Inflation, the rate at which prices increase, was 6.4% in the 12 months preceding January, as housing, food, and energy prices increased.
This was a minor decrease from 6.5% in December.
Despite recent signs of improvement, officials have cautioned that stabilizing prices will take time.
In January of 2023, the annual inflation rate in the United States dropped to 6.4% from 6.5% in December, below market expectations of 6.2%. Nonetheless, this is the lowest reading since October 2021.

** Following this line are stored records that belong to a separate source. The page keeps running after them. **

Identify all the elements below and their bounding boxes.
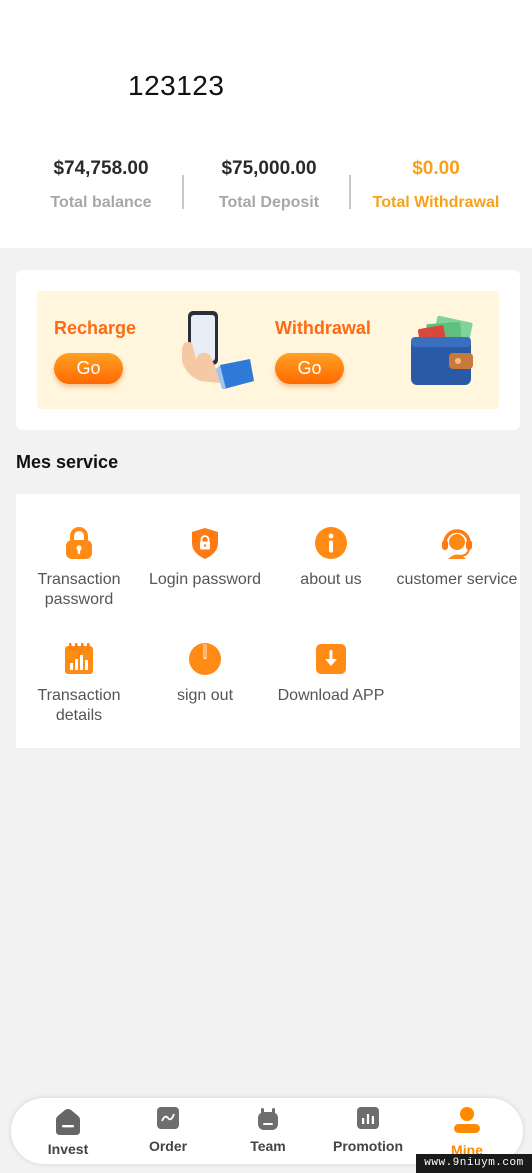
nav-label: Promotion [333, 1138, 403, 1154]
withdrawal-title: Withdrawal [275, 318, 371, 338]
stat-total-withdrawal: $0.00 Total Withdrawal [356, 150, 516, 218]
headset-icon [442, 529, 472, 559]
balance-stats: $74,758.00 Total balance $75,000.00 Tota… [0, 150, 532, 220]
house-icon [56, 1109, 80, 1135]
wallet-icon [411, 315, 473, 385]
divider [349, 175, 351, 209]
stat-total-balance: $74,758.00 Total balance [21, 150, 181, 218]
total-deposit-amount: $75,000.00 [221, 158, 317, 179]
service-download-app[interactable]: Download APP [268, 642, 394, 706]
service-label: Login password [148, 571, 262, 588]
stat-total-deposit: $75,000.00 Total Deposit [189, 150, 349, 218]
total-withdrawal-label: Total Withdrawal [372, 194, 500, 211]
service-label: Transaction details [37, 687, 121, 724]
service-transaction-password[interactable]: Transaction password [16, 526, 142, 610]
download-icon [316, 644, 346, 674]
services-title: Mes service [16, 452, 119, 472]
total-deposit-label: Total Deposit [218, 194, 320, 211]
service-label: Transaction password [37, 571, 121, 608]
nav-promotion[interactable]: Promotion [318, 1098, 418, 1164]
service-label: about us [300, 571, 362, 588]
recharge-go-button[interactable]: Go [54, 353, 123, 384]
nav-team[interactable]: Team [218, 1098, 318, 1164]
phone-hand-icon [182, 311, 254, 389]
recharge-title: Recharge [54, 318, 137, 338]
service-login-password[interactable]: Login password [142, 526, 268, 590]
service-label: sign out [176, 687, 234, 704]
service-label: customer service [396, 571, 518, 588]
recharge-withdrawal-panel: Recharge Go Withdrawal Go [37, 291, 499, 409]
watermark: www.9niuym.com [416, 1154, 532, 1173]
nav-label: Team [250, 1138, 286, 1154]
nav-label: Order [148, 1138, 188, 1154]
notebook-chart-icon [65, 643, 93, 674]
nav-label: Invest [47, 1141, 89, 1157]
services-grid: Transaction password Login password abou… [16, 494, 520, 748]
order-chart-icon [157, 1107, 179, 1129]
service-label: Download APP [277, 687, 385, 704]
team-icon [258, 1108, 278, 1130]
total-balance-amount: $74,758.00 [53, 158, 149, 179]
info-icon [315, 527, 347, 559]
username: 123123 [128, 70, 225, 101]
nav-order[interactable]: Order [118, 1098, 218, 1164]
service-sign-out[interactable]: sign out [142, 642, 268, 706]
total-withdrawal-amount: $0.00 [412, 158, 460, 179]
divider [182, 175, 184, 209]
total-balance-label: Total balance [50, 194, 152, 211]
withdrawal-go-button[interactable]: Go [275, 353, 344, 384]
account-header: 123123 $74,758.00 Total balance $75,000.… [0, 0, 532, 248]
service-about-us[interactable]: about us [268, 526, 394, 590]
service-transaction-details[interactable]: Transaction details [16, 642, 142, 726]
lock-icon [66, 527, 92, 559]
user-icon [454, 1107, 480, 1133]
nav-invest[interactable]: Invest [18, 1098, 118, 1164]
power-icon [189, 643, 221, 675]
service-customer-service[interactable]: customer service [394, 526, 520, 590]
shield-lock-icon [192, 528, 218, 559]
recharge-withdrawal-card: Recharge Go Withdrawal Go [16, 270, 520, 430]
bar-chart-icon [357, 1107, 379, 1129]
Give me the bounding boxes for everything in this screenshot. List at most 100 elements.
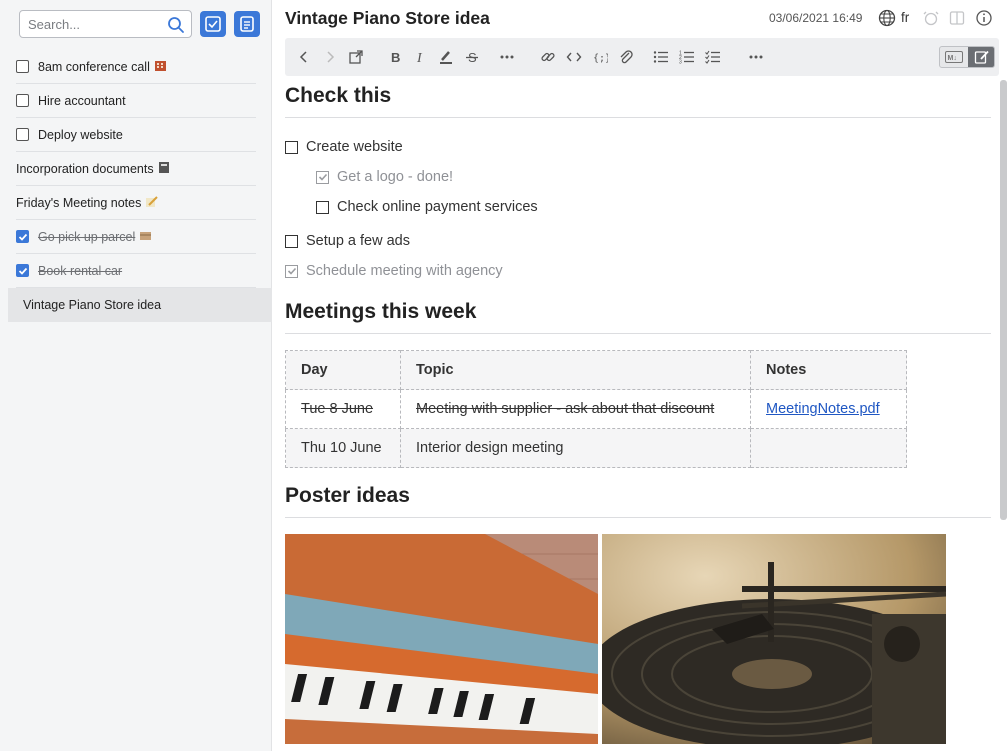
note-list-item[interactable]: Friday's Meeting notes	[16, 186, 256, 220]
link-icon	[541, 52, 555, 62]
checklist: Create website Get a logo - done! Check …	[285, 132, 991, 286]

Food prices slowed (10.1% vs. 10.4%) while the price of old vehicles and trucks continued to fall (-11.6% vs. -8.4%). In contrast, the cost of housing climbed more rapidly (7.9% vs. 7.5%), as did the cost of energy (8.7% vs. 7.3%), with gasoline prices up 1.5%, reversing December’s 1.5% reduction.
In contrast, both fuel oil (27.7% vs. 41.5%) and electricity costs (11.9% vs. 14.4%) decreased. Despite indications that inflation may have peaked at 9.1% in June of last year, it remains more than three times above the Fed’s 2% objective and continues to indicate a broad-based increase in the general price level, notably for services and housing.
Compared to December, the CPI jumped 0.5%, the most in three months, mostly due to increases in the prices of housing, food, gasoline, and natural gas.